NUDT6 protein is a nudix hydrolase which is a class of "house cleaning" enzymes capable of hydrolyzing a broad range of substrates, all defined as nucleoside diphosphates linked to some other moiety, that include nucleoside di- and triphosphates, dinucleoside and diphosphoinositol polyphosphates, nucleotide sugars and RNA caps. The substrate of human NUDT6 has yet to be elucidated and therefore its physiological function remains unknown. NUDT6 has observed effects on cell proliferation independent of those associated with FGF-AS. NUDT6 overexpression in human colorectal cancer cells increases proliferation. Perhaps NUDT6s effects on proliferation are dependent on expression level, isoform and/or cell type, as is the case with FGF-2. Furthermore, NUDT6 is involved in hormone production. GFG expression can increase levels of prolactin. However it is unclear if these effects are mediated through the same MAPK pathway utilized by FGF-2 to increase prolactin expression.

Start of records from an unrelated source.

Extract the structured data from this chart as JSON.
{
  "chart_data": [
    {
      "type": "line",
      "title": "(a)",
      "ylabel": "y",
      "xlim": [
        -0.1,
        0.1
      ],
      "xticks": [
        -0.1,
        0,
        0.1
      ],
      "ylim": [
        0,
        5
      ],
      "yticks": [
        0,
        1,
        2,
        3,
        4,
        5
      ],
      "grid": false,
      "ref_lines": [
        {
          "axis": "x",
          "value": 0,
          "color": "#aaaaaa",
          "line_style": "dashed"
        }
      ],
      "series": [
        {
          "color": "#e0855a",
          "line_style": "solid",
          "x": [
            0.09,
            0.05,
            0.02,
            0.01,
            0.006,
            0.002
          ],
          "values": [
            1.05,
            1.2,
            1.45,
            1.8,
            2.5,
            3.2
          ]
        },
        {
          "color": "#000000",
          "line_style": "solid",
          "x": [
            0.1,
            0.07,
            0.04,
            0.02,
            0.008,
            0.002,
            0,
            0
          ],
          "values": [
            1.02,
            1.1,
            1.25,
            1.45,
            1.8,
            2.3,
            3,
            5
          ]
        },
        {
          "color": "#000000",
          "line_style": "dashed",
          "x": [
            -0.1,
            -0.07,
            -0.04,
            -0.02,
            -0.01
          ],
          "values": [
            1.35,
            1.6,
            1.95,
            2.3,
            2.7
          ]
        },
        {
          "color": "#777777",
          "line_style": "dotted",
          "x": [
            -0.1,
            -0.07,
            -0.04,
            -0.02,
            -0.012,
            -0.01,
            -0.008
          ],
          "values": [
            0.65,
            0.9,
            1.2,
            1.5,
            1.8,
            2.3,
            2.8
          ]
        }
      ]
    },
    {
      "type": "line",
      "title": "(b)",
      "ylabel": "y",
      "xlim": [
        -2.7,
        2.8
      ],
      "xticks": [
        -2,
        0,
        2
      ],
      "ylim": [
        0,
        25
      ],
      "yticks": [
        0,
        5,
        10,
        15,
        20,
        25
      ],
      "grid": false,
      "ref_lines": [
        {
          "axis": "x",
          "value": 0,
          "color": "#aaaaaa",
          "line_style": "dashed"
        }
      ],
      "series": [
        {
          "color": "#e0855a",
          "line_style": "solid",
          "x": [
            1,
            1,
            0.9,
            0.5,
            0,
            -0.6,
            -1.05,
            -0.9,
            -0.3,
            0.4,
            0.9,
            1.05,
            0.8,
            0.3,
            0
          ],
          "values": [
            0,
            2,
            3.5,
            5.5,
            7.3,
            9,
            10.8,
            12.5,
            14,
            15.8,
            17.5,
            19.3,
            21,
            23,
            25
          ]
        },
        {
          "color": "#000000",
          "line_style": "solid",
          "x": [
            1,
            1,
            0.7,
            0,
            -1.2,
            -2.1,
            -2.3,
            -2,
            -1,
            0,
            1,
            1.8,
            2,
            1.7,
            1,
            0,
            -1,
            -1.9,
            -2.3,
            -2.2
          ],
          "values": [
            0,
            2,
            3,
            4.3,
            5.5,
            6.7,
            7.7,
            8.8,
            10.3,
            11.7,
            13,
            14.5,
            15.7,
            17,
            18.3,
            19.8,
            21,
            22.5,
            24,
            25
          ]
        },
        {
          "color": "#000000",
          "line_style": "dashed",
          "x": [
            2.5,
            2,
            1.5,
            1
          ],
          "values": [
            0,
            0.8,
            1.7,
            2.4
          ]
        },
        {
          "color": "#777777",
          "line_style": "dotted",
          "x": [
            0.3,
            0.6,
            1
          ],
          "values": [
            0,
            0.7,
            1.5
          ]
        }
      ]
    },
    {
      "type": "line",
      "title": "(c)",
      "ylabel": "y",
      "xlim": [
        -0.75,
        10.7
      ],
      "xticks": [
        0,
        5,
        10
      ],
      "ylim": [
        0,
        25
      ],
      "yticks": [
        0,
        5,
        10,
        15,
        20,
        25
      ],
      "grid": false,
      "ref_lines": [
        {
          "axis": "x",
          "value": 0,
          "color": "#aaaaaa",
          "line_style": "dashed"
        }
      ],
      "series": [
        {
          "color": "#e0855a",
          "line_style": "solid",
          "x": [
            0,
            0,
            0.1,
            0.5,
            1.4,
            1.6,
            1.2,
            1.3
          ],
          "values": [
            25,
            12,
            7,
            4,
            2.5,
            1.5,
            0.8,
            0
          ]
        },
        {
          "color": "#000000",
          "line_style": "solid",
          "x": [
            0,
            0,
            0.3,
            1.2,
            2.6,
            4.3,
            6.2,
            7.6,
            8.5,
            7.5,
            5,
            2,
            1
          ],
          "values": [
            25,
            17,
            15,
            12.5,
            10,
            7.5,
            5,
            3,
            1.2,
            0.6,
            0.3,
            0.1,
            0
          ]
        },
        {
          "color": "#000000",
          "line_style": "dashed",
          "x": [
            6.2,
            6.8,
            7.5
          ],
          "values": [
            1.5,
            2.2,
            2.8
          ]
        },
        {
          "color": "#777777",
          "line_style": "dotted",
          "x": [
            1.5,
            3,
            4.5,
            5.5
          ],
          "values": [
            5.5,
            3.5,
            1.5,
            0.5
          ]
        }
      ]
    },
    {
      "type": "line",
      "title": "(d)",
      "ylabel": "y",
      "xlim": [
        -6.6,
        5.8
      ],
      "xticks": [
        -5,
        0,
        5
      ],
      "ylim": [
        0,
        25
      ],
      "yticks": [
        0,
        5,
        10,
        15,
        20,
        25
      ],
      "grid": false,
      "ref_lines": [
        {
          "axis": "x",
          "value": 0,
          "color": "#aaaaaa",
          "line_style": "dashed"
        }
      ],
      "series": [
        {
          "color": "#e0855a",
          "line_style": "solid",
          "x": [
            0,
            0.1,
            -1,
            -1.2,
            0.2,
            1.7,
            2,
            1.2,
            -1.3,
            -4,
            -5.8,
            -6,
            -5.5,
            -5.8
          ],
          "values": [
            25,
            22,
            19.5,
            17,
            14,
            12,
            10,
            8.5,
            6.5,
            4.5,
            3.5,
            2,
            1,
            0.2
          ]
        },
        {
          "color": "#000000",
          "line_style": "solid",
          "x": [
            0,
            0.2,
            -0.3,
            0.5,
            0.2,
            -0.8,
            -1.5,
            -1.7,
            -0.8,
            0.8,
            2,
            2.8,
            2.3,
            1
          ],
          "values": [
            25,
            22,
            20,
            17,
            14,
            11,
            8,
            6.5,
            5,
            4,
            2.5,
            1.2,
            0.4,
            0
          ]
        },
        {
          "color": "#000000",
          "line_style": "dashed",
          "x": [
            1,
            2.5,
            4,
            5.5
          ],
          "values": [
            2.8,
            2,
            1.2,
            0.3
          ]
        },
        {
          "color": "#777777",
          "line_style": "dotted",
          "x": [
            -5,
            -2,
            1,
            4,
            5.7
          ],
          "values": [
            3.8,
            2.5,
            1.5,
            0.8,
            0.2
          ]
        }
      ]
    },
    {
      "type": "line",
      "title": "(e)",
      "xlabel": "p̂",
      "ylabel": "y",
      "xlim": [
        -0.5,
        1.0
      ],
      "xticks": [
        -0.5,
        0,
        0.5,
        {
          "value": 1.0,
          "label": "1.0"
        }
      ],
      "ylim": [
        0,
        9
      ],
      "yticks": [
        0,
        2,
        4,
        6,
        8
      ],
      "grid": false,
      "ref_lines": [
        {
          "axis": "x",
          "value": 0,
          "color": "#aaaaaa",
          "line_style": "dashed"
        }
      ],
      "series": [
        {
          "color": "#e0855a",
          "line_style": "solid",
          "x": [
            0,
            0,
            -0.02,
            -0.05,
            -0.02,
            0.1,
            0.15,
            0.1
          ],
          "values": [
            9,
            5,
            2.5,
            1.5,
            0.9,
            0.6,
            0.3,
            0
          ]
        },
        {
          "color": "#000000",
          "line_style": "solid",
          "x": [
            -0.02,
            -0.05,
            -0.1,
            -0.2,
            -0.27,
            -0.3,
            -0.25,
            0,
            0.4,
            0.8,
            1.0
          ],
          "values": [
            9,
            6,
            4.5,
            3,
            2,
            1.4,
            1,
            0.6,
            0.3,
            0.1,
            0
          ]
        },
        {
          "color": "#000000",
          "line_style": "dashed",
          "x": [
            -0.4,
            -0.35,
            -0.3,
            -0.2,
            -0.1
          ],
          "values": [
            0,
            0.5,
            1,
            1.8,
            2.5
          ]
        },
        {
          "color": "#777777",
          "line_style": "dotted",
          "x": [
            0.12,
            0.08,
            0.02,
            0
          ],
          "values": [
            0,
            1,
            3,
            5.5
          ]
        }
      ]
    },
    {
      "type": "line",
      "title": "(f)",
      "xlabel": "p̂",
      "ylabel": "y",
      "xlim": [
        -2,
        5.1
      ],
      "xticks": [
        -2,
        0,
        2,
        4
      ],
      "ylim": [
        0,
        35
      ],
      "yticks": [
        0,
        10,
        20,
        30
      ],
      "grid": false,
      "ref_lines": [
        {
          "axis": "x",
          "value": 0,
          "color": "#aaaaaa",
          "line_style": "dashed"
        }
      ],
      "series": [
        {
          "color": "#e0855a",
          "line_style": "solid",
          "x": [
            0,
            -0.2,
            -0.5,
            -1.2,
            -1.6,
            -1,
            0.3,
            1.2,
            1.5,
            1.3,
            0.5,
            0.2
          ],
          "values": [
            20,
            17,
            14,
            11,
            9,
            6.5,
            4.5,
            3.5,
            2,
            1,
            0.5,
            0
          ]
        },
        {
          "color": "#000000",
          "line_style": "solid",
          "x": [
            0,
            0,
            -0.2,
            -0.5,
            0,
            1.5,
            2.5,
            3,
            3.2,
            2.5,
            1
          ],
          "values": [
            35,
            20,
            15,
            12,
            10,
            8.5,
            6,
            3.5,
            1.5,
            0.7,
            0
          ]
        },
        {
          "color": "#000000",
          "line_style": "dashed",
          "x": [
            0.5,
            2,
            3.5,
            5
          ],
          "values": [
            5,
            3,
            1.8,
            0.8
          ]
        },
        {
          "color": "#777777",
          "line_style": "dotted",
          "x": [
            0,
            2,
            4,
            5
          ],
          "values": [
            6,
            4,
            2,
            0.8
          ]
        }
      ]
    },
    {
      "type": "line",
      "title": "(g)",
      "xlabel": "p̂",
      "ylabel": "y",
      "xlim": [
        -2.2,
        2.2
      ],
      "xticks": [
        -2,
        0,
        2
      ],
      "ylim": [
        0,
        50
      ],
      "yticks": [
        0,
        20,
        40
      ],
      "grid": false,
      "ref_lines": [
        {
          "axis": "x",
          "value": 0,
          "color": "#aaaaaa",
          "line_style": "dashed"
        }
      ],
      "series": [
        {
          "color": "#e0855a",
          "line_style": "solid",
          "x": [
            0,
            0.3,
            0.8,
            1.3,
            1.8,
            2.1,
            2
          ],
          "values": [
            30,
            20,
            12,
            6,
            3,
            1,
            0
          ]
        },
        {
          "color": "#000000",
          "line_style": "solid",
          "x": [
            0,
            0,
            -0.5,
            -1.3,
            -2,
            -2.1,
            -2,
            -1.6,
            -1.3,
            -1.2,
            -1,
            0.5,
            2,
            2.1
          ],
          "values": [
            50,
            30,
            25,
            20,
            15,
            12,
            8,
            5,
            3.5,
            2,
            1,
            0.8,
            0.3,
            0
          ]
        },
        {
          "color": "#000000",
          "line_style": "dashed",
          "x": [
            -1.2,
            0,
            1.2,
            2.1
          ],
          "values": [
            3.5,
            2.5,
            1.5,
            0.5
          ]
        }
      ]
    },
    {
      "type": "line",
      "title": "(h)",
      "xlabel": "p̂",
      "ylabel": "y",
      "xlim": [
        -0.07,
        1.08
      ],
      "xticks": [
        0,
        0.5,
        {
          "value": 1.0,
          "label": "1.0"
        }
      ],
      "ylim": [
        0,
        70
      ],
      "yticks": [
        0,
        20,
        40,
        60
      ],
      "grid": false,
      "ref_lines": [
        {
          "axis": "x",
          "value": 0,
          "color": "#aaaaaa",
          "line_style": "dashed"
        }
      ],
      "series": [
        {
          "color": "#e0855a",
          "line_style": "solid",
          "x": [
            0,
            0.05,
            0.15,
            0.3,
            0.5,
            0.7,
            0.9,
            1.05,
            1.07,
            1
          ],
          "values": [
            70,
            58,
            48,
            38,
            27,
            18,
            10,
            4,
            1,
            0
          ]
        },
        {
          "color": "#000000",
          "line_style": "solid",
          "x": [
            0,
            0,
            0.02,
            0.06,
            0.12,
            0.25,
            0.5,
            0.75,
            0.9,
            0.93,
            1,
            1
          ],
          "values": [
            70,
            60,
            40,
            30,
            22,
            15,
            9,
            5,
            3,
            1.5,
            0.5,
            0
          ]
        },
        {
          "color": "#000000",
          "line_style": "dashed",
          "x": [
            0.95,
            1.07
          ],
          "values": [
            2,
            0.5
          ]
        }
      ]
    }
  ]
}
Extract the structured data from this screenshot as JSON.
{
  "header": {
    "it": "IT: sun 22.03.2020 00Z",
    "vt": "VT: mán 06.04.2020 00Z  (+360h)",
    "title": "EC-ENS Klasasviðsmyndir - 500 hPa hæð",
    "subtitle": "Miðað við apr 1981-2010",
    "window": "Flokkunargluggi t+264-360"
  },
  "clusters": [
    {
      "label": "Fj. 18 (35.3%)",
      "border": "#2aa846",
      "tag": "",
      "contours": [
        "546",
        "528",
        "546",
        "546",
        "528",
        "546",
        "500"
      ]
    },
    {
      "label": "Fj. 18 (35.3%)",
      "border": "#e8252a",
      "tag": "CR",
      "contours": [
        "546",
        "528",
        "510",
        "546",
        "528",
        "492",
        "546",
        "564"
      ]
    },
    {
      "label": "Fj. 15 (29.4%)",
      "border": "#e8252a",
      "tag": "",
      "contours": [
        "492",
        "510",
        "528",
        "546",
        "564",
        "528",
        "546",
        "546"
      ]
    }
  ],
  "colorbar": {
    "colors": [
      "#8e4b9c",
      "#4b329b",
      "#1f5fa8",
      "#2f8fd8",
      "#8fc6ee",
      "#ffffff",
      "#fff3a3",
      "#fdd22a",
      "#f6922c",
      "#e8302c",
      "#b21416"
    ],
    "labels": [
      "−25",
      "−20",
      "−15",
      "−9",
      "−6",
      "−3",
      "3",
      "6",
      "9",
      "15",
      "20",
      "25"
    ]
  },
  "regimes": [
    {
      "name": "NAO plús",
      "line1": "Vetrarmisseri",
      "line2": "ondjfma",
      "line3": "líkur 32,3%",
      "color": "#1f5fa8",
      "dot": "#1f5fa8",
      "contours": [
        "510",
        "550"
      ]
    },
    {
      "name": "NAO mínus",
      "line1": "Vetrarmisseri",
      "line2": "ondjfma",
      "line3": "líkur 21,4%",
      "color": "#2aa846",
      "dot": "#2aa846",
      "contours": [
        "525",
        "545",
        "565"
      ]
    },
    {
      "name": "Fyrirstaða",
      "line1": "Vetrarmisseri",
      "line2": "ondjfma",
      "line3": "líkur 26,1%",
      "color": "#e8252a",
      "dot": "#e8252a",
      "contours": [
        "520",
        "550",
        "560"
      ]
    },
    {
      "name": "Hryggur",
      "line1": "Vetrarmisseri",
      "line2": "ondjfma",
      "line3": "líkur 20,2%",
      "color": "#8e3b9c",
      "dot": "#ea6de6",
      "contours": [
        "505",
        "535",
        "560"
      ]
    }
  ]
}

Additionally, NUDT6 alters the isoform ratio of growth hormone, by increasing synthesis of the 22 kDa isoform and not the 20 kDa.

NUDT6 contains a conserved nudix motif common to other members of the Nudix family of phosphohydrolases. The Nudix motif is GXXXXXEXXXXXXXREUXEEXGU where U is Isoleucine, Leucine, or Valine and X is any amino acid. NUDT6 is highly conserved among man, cow, mouse, worm, and fruit fly, and GFG homologs across species are more evolutionarily related to each other than to other nudix proteins from the same species.